Responsibility for you lies with you
No matter what your relational status or stage of life as an adult, you are responsible for yourself. You are in charge of and accountable for the management and care of you in every one of these areas:
- Physically: in your actions and behaviors
- Mentally: in your thoughts, beliefs, and intellectual growth
- Emotionally: in your feelings
- Spiritually: in your walk with the Lord
- Relationally: in your boundaries and extension of trust
If a person becomes dependent on someone else to manage these, a misplacing or even an abdication of that responsibility occurs. Simon is responsible for his own thoughts, feelings, beliefs, and actions — not Jillian. Simon is not responsible for Jillian’s mental, emotional, physical, spiritual, and relational care of herself; Jillian is.

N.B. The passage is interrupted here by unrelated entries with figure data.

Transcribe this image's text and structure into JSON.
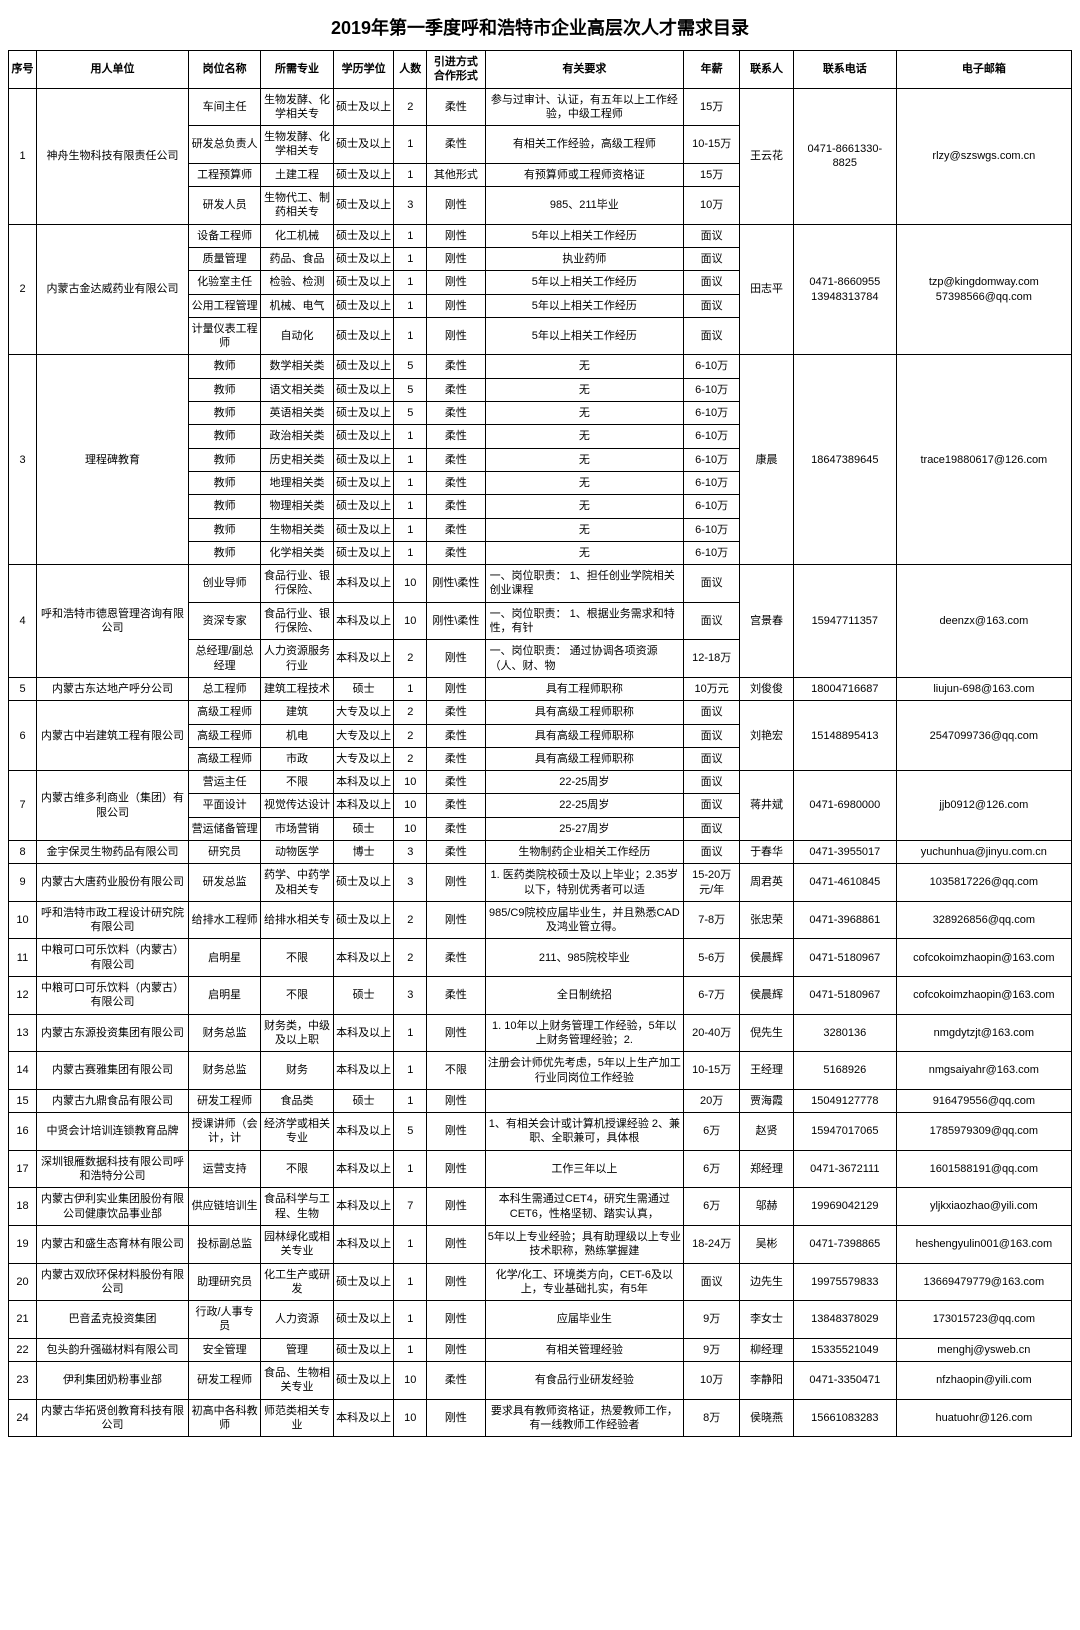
{
  "title": "2019年第一季度呼和浩特市企业高层次人才需求目录",
  "headers": {
    "seq": "序号",
    "employer": "用人单位",
    "position": "岗位名称",
    "major": "所需专业",
    "education": "学历学位",
    "count": "人数",
    "form": "引进方式\n合作形式",
    "requirements": "有关要求",
    "salary": "年薪",
    "contact": "联系人",
    "phone": "联系电话",
    "email": "电子邮箱"
  },
  "groups": [
    {
      "seq": "1",
      "employer": "神舟生物科技有限责任公司",
      "contact": "王云花",
      "phone": "0471-8661330-8825",
      "email": "rlzy@szswgs.com.cn",
      "rows": [
        {
          "position": "车间主任",
          "major": "生物发酵、化学相关专",
          "education": "硕士及以上",
          "count": "2",
          "form": "柔性",
          "req": "参与过审计、认证，有五年以上工作经验，中级工程师",
          "salary": "15万"
        },
        {
          "position": "研发总负责人",
          "major": "生物发酵、化学相关专",
          "education": "硕士及以上",
          "count": "1",
          "form": "柔性",
          "req": "有相关工作经验，高级工程师",
          "salary": "10-15万"
        },
        {
          "position": "工程预算师",
          "major": "土建工程",
          "education": "硕士及以上",
          "count": "1",
          "form": "其他形式",
          "req": "有预算师或工程师资格证",
          "salary": "15万"
        },
        {
          "position": "研发人员",
          "major": "生物代工、制药相关专",
          "education": "硕士及以上",
          "count": "3",
          "form": "刚性",
          "req": "985、211毕业",
          "salary": "10万"
        }
      ]
    },
    {
      "seq": "2",
      "employer": "内蒙古金达威药业有限公司",
      "contact": "田志平",
      "phone": "0471-8660955 13948313784",
      "email": "tzp@kingdomway.com 57398566@qq.com",
      "rows": [
        {
          "position": "设备工程师",
          "major": "化工机械",
          "education": "硕士及以上",
          "count": "1",
          "form": "刚性",
          "req": "5年以上相关工作经历",
          "salary": "面议"
        },
        {
          "position": "质量管理",
          "major": "药品、食品",
          "education": "硕士及以上",
          "count": "1",
          "form": "刚性",
          "req": "执业药师",
          "salary": "面议"
        },
        {
          "position": "化验室主任",
          "major": "检验、检测",
          "education": "硕士及以上",
          "count": "1",
          "form": "刚性",
          "req": "5年以上相关工作经历",
          "salary": "面议"
        },
        {
          "position": "公用工程管理",
          "major": "机械、电气",
          "education": "硕士及以上",
          "count": "1",
          "form": "刚性",
          "req": "5年以上相关工作经历",
          "salary": "面议"
        },
        {
          "position": "计量仪表工程师",
          "major": "自动化",
          "education": "硕士及以上",
          "count": "1",
          "form": "刚性",
          "req": "5年以上相关工作经历",
          "salary": "面议"
        }
      ]
    },
    {
      "seq": "3",
      "employer": "理程碑教育",
      "contact": "康晨",
      "phone": "18647389645",
      "email": "trace19880617@126.com",
      "rows": [
        {
          "position": "教师",
          "major": "数学相关类",
          "education": "硕士及以上",
          "count": "5",
          "form": "柔性",
          "req": "无",
          "salary": "6-10万"
        },
        {
          "position": "教师",
          "major": "语文相关类",
          "education": "硕士及以上",
          "count": "5",
          "form": "柔性",
          "req": "无",
          "salary": "6-10万"
        },
        {
          "position": "教师",
          "major": "英语相关类",
          "education": "硕士及以上",
          "count": "5",
          "form": "柔性",
          "req": "无",
          "salary": "6-10万"
        },
        {
          "position": "教师",
          "major": "政治相关类",
          "education": "硕士及以上",
          "count": "1",
          "form": "柔性",
          "req": "无",
          "salary": "6-10万"
        },
        {
          "position": "教师",
          "major": "历史相关类",
          "education": "硕士及以上",
          "count": "1",
          "form": "柔性",
          "req": "无",
          "salary": "6-10万"
        },
        {
          "position": "教师",
          "major": "地理相关类",
          "education": "硕士及以上",
          "count": "1",
          "form": "柔性",
          "req": "无",
          "salary": "6-10万"
        },
        {
          "position": "教师",
          "major": "物理相关类",
          "education": "硕士及以上",
          "count": "1",
          "form": "柔性",
          "req": "无",
          "salary": "6-10万"
        },
        {
          "position": "教师",
          "major": "生物相关类",
          "education": "硕士及以上",
          "count": "1",
          "form": "柔性",
          "req": "无",
          "salary": "6-10万"
        },
        {
          "position": "教师",
          "major": "化学相关类",
          "education": "硕士及以上",
          "count": "1",
          "form": "柔性",
          "req": "无",
          "salary": "6-10万"
        }
      ]
    },
    {
      "seq": "4",
      "employer": "呼和浩特市德恩管理咨询有限公司",
      "contact": "宫景春",
      "phone": "15947711357",
      "email": "deenzx@163.com",
      "rows": [
        {
          "position": "创业导师",
          "major": "食品行业、银行保险、",
          "education": "本科及以上",
          "count": "10",
          "form": "刚性\\柔性",
          "req": "一、岗位职责：\n1、担任创业学院相关创业课程",
          "salary": "面议",
          "reqAlign": "left"
        },
        {
          "position": "资深专家",
          "major": "食品行业、银行保险、",
          "education": "本科及以上",
          "count": "10",
          "form": "刚性\\柔性",
          "req": "一、岗位职责：\n1、根据业务需求和特性，有针",
          "salary": "面议",
          "reqAlign": "left"
        },
        {
          "position": "总经理/副总经理",
          "major": "人力资源服务行业",
          "education": "本科及以上",
          "count": "2",
          "form": "刚性",
          "req": "一、岗位职责：\n通过协调各项资源（人、财、物",
          "salary": "12-18万",
          "reqAlign": "left"
        }
      ]
    },
    {
      "seq": "5",
      "employer": "内蒙古东达地产呼分公司",
      "contact": "刘俊俊",
      "phone": "18004716687",
      "email": "liujun-698@163.com",
      "rows": [
        {
          "position": "总工程师",
          "major": "建筑工程技术",
          "education": "硕士",
          "count": "1",
          "form": "刚性",
          "req": "具有工程师职称",
          "salary": "10万元"
        }
      ]
    },
    {
      "seq": "6",
      "employer": "内蒙古中岩建筑工程有限公司",
      "contact": "刘艳宏",
      "phone": "15148895413",
      "email": "2547099736@qq.com",
      "rows": [
        {
          "position": "高级工程师",
          "major": "建筑",
          "education": "大专及以上",
          "count": "2",
          "form": "柔性",
          "req": "具有高级工程师职称",
          "salary": "面议"
        },
        {
          "position": "高级工程师",
          "major": "机电",
          "education": "大专及以上",
          "count": "2",
          "form": "柔性",
          "req": "具有高级工程师职称",
          "salary": "面议"
        },
        {
          "position": "高级工程师",
          "major": "市政",
          "education": "大专及以上",
          "count": "2",
          "form": "柔性",
          "req": "具有高级工程师职称",
          "salary": "面议"
        }
      ]
    },
    {
      "seq": "7",
      "employer": "内蒙古维多利商业（集团）有限公司",
      "contact": "蒋井斌",
      "phone": "0471-6980000",
      "email": "jjb0912@126.com",
      "rows": [
        {
          "position": "营运主任",
          "major": "不限",
          "education": "本科及以上",
          "count": "10",
          "form": "柔性",
          "req": "22-25周岁",
          "salary": "面议"
        },
        {
          "position": "平面设计",
          "major": "视觉传达设计",
          "education": "本科及以上",
          "count": "10",
          "form": "柔性",
          "req": "22-25周岁",
          "salary": "面议"
        },
        {
          "position": "营运储备管理",
          "major": "市场营销",
          "education": "硕士",
          "count": "10",
          "form": "柔性",
          "req": "25-27周岁",
          "salary": "面议"
        }
      ]
    },
    {
      "seq": "8",
      "employer": "金宇保灵生物药品有限公司",
      "contact": "于春华",
      "phone": "0471-3955017",
      "email": "yuchunhua@jinyu.com.cn",
      "rows": [
        {
          "position": "研究员",
          "major": "动物医学",
          "education": "博士",
          "count": "3",
          "form": "柔性",
          "req": "生物制药企业相关工作经历",
          "salary": "面议"
        }
      ]
    },
    {
      "seq": "9",
      "employer": "内蒙古大唐药业股份有限公司",
      "contact": "周君英",
      "phone": "0471-4610845",
      "email": "1035817226@qq.com",
      "rows": [
        {
          "position": "研发总监",
          "major": "药学、中药学及相关专",
          "education": "硕士及以上",
          "count": "3",
          "form": "刚性",
          "req": "1. 医药类院校硕士及以上毕业；2.35岁以下，特别优秀者可以适",
          "salary": "15-20万元/年"
        }
      ]
    },
    {
      "seq": "10",
      "employer": "呼和浩特市政工程设计研究院有限公司",
      "contact": "张忠荣",
      "phone": "0471-3968861",
      "email": "328926856@qq.com",
      "rows": [
        {
          "position": "给排水工程师",
          "major": "给排水相关专",
          "education": "硕士及以上",
          "count": "2",
          "form": "刚性",
          "req": "985/C9院校应届毕业生，并且熟悉CAD及鸿业管立得。",
          "salary": "7-8万"
        }
      ]
    },
    {
      "seq": "11",
      "employer": "中粮可口可乐饮料（内蒙古）有限公司",
      "contact": "侯晨辉",
      "phone": "0471-5180967",
      "email": "cofcokoimzhaopin@163.com",
      "rows": [
        {
          "position": "启明星",
          "major": "不限",
          "education": "本科及以上",
          "count": "2",
          "form": "柔性",
          "req": "211、985院校毕业",
          "salary": "5-6万"
        }
      ]
    },
    {
      "seq": "12",
      "employer": "中粮可口可乐饮料（内蒙古）有限公司",
      "contact": "侯晨辉",
      "phone": "0471-5180967",
      "email": "cofcokoimzhaopin@163.com",
      "rows": [
        {
          "position": "启明星",
          "major": "不限",
          "education": "硕士",
          "count": "3",
          "form": "柔性",
          "req": "全日制统招",
          "salary": "6-7万"
        }
      ]
    },
    {
      "seq": "13",
      "employer": "内蒙古东源投资集团有限公司",
      "contact": "倪先生",
      "phone": "3280136",
      "email": "nmgdytzjt@163.com",
      "rows": [
        {
          "position": "财务总监",
          "major": "财务类，中级及以上职",
          "education": "本科及以上",
          "count": "1",
          "form": "刚性",
          "req": "1. 10年以上财务管理工作经验，5年以上财务管理经验；2.",
          "salary": "20-40万"
        }
      ]
    },
    {
      "seq": "14",
      "employer": "内蒙古赛雅集团有限公司",
      "contact": "王经理",
      "phone": "5168926",
      "email": "nmgsaiyahr@163.com",
      "rows": [
        {
          "position": "财务总监",
          "major": "财务",
          "education": "本科及以上",
          "count": "1",
          "form": "不限",
          "req": "注册会计师优先考虑，5年以上生产加工行业同岗位工作经验",
          "salary": "10-15万"
        }
      ]
    },
    {
      "seq": "15",
      "employer": "内蒙古九鼎食品有限公司",
      "contact": "贾海霞",
      "phone": "15049127778",
      "email": "916479556@qq.com",
      "rows": [
        {
          "position": "研发工程师",
          "major": "食品类",
          "education": "硕士",
          "count": "1",
          "form": "刚性",
          "req": "",
          "salary": "20万"
        }
      ]
    },
    {
      "seq": "16",
      "employer": "中贤会计培训连锁教育品牌",
      "contact": "赵贤",
      "phone": "15947017065",
      "email": "1785979309@qq.com",
      "rows": [
        {
          "position": "授课讲师（会计，计",
          "major": "经济学或相关专业",
          "education": "本科及以上",
          "count": "5",
          "form": "刚性",
          "req": "1、有相关会计或计算机授课经验 2、兼职、全职兼可，具体根",
          "salary": "6万"
        }
      ]
    },
    {
      "seq": "17",
      "employer": "深圳银雁数据科技有限公司呼和浩特分公司",
      "contact": "郑经理",
      "phone": "0471-3672111",
      "email": "1601588191@qq.com",
      "rows": [
        {
          "position": "运营支持",
          "major": "不限",
          "education": "本科及以上",
          "count": "1",
          "form": "刚性",
          "req": "工作三年以上",
          "salary": "6万"
        }
      ]
    },
    {
      "seq": "18",
      "employer": "内蒙古伊利实业集团股份有限公司健康饮品事业部",
      "contact": "邬赫",
      "phone": "19969042129",
      "email": "yljkxiaozhao@yili.com",
      "rows": [
        {
          "position": "供应链培训生",
          "major": "食品科学与工程、生物",
          "education": "本科及以上",
          "count": "7",
          "form": "刚性",
          "req": "本科生需通过CET4，研究生需通过CET6，性格坚韧、踏实认真，",
          "salary": "6万"
        }
      ]
    },
    {
      "seq": "19",
      "employer": "内蒙古和盛生态育林有限公司",
      "contact": "吴彬",
      "phone": "0471-7398865",
      "email": "heshengyulin001@163.com",
      "rows": [
        {
          "position": "投标副总监",
          "major": "园林绿化或相关专业",
          "education": "本科及以上",
          "count": "1",
          "form": "刚性",
          "req": "5年以上专业经验；具有助理级以上专业技术职称，熟练掌握建",
          "salary": "18-24万"
        }
      ]
    },
    {
      "seq": "20",
      "employer": "内蒙古双欣环保材料股份有限公司",
      "contact": "边先生",
      "phone": "19975579833",
      "email": "13669479779@163.com",
      "rows": [
        {
          "position": "助理研究员",
          "major": "化工生产或研发",
          "education": "硕士及以上",
          "count": "1",
          "form": "刚性",
          "req": "化学/化工、环境类方向，CET-6及以上，专业基础扎实，有5年",
          "salary": "面议"
        }
      ]
    },
    {
      "seq": "21",
      "employer": "巴音孟克投资集团",
      "contact": "李女士",
      "phone": "13848378029",
      "email": "173015723@qq.com",
      "rows": [
        {
          "position": "行政/人事专员",
          "major": "人力资源",
          "education": "硕士及以上",
          "count": "1",
          "form": "刚性",
          "req": "应届毕业生",
          "salary": "9万"
        }
      ]
    },
    {
      "seq": "22",
      "employer": "包头韵升强磁材料有限公司",
      "contact": "柳经理",
      "phone": "15335521049",
      "email": "menghj@ysweb.cn",
      "rows": [
        {
          "position": "安全管理",
          "major": "管理",
          "education": "硕士及以上",
          "count": "1",
          "form": "刚性",
          "req": "有相关管理经验",
          "salary": "9万"
        }
      ]
    },
    {
      "seq": "23",
      "employer": "伊利集团奶粉事业部",
      "contact": "李静阳",
      "phone": "0471-3350471",
      "email": "nfzhaopin@yili.com",
      "rows": [
        {
          "position": "研发工程师",
          "major": "食品、生物相关专业",
          "education": "硕士及以上",
          "count": "10",
          "form": "柔性",
          "req": "有食品行业研发经验",
          "salary": "10万"
        }
      ]
    },
    {
      "seq": "24",
      "employer": "内蒙古华拓贤创教育科技有限公司",
      "contact": "侯晓燕",
      "phone": "15661083283",
      "email": "huatuohr@126.com",
      "rows": [
        {
          "position": "初高中各科教师",
          "major": "师范类相关专业",
          "education": "本科及以上",
          "count": "10",
          "form": "刚性",
          "req": "要求具有教师资格证，热爱教师工作，有一线教师工作经验者",
          "salary": "8万"
        }
      ]
    }
  ]
}
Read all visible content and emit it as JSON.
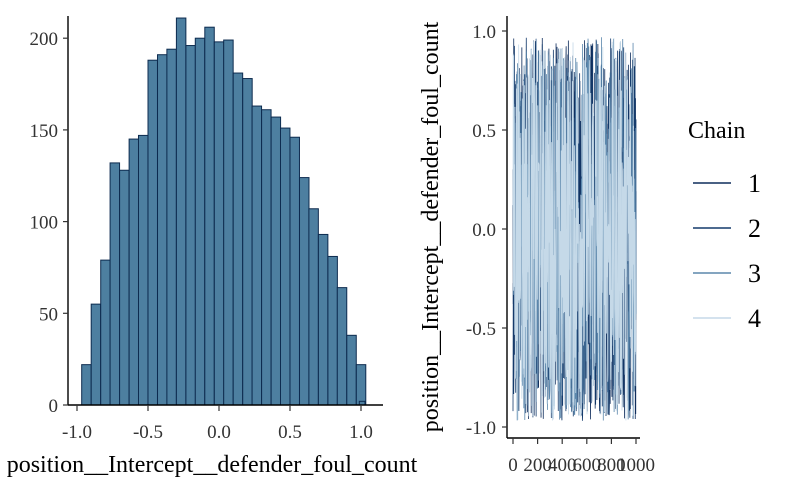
{
  "chart_data": [
    {
      "type": "bar",
      "subtype": "histogram",
      "xlabel": "position__Intercept__defender_foul_count",
      "ylabel": "",
      "xlim": [
        -1.1,
        1.15
      ],
      "ylim": [
        0,
        212
      ],
      "x_ticks": [
        -1.0,
        -0.5,
        0.0,
        0.5,
        1.0
      ],
      "x_tick_labels": [
        "-1.0",
        "-0.5",
        "0.0",
        "0.5",
        "1.0"
      ],
      "y_ticks": [
        0,
        50,
        100,
        150,
        200
      ],
      "y_tick_labels": [
        "0",
        "50",
        "100",
        "150",
        "200"
      ],
      "bin_width": 0.0667,
      "bin_starts": [
        -0.967,
        -0.9,
        -0.833,
        -0.767,
        -0.7,
        -0.633,
        -0.567,
        -0.5,
        -0.433,
        -0.367,
        -0.3,
        -0.233,
        -0.167,
        -0.1,
        -0.033,
        0.033,
        0.1,
        0.167,
        0.233,
        0.3,
        0.367,
        0.433,
        0.5,
        0.567,
        0.633,
        0.7,
        0.767,
        0.833,
        0.9,
        0.967
      ],
      "values": [
        22,
        55,
        79,
        132,
        128,
        145,
        147,
        188,
        191,
        194,
        211,
        196,
        200,
        206,
        198,
        199,
        181,
        178,
        163,
        161,
        157,
        151,
        146,
        124,
        107,
        93,
        81,
        64,
        38,
        22
      ],
      "last_bin_extra": {
        "start": 0.967,
        "value": 2
      },
      "colors": {
        "fill": "#4d7fa0",
        "edge": "#0d2b4f"
      },
      "grid": false
    },
    {
      "type": "line",
      "subtype": "trace",
      "xlabel": "",
      "ylabel": "position__Intercept__defender_foul_count",
      "xlim": [
        0,
        1000
      ],
      "ylim": [
        -1.0,
        1.0
      ],
      "x_ticks": [
        0,
        200,
        400,
        600,
        800,
        1000
      ],
      "x_tick_labels": [
        "0",
        "200",
        "400",
        "600",
        "800",
        "1000"
      ],
      "y_ticks": [
        -1.0,
        -0.5,
        0.0,
        0.5,
        1.0
      ],
      "y_tick_labels": [
        "-1.0",
        "-0.5",
        "0.0",
        "0.5",
        "1.0"
      ],
      "legend_title": "Chain",
      "legend_position": "right",
      "series": [
        {
          "name": "1",
          "color": "#0f2d5c"
        },
        {
          "name": "2",
          "color": "#143a6b"
        },
        {
          "name": "3",
          "color": "#5b87ac"
        },
        {
          "name": "4",
          "color": "#c5d9e8"
        }
      ],
      "value_range": [
        -0.97,
        0.97
      ],
      "grid": false
    }
  ]
}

Marriage does not change this. You do not lose your identity or your responsibility for you when you marry. You are still “you” in marriage before you are a member of an “us.” While spouses do impact and influence one another in marriage, they are not responsible for the management of each other. When each spouse manages and cares for themself well as an individual, different things are possible in the relationship.
Few of us have had healthy self-management modeled for us. In each of the points above, do a self-assessment and reflect on where you could improve or enhance your investment in them. When that management becomes challenging, be curious about yourself. Judgmental postures toward ourselves keep us stuck and frustrated. If Simon or Jillian find themselves engaging in damaging internal or external reactivity, emotional pain is usually present, fear might be hijacking either spouse, and some deep woundedness needs attention.
Sometimes, knowing how to care for self, how to slow down and regulate, or how to experience health or healing can feel new, awkward, or overwhelming. For Simon, Jillian, or any of us, working with a counselor to help identify how to bring intentionality and care can be helpful.
Start with “real oneness”
“Oneness” is first and foremost about you and the Lord. No person was ever designed to fix you, heal you, change you, or save you except Jesus Christ. He is our Healer and Savior, not anyone or anything else. If Jillian slides Simon into that spot, or even the marriage itself into that spot, idolatry occurs. If Simon needs Jillian and just wants a relationship with God, he has it backwards. In truth, Simon needs God and deeply wants Jillian.
Oneness and intimacy with the Lord come from time spent with Him and from Him being the primary source of all that is needed. It serves to protect you from transferring the longings for deep fulfillment, purpose, belonging, love, protection, identity, and comfort all onto a significant other. To do so would inevitably lead to deep disappointment. Important foundational clarity is critical here: “I need God; I want my spouse.”
The fact is, you matter; just you — not you with a boyfriend, spouse, child, or white picket fence and a “happily ever after.” You are complete, whole, and enough. God wants to move with you, in you, and through you for His plans and purposes in every realm of your being. Your relationships matter to Him. Your life matters to Him.
So don’t lose yourself in dreaming about a life partner, and don’t lose yourself in marriage if and when it eventually happens. You have what it takes to take responsibility for you. Jump in today!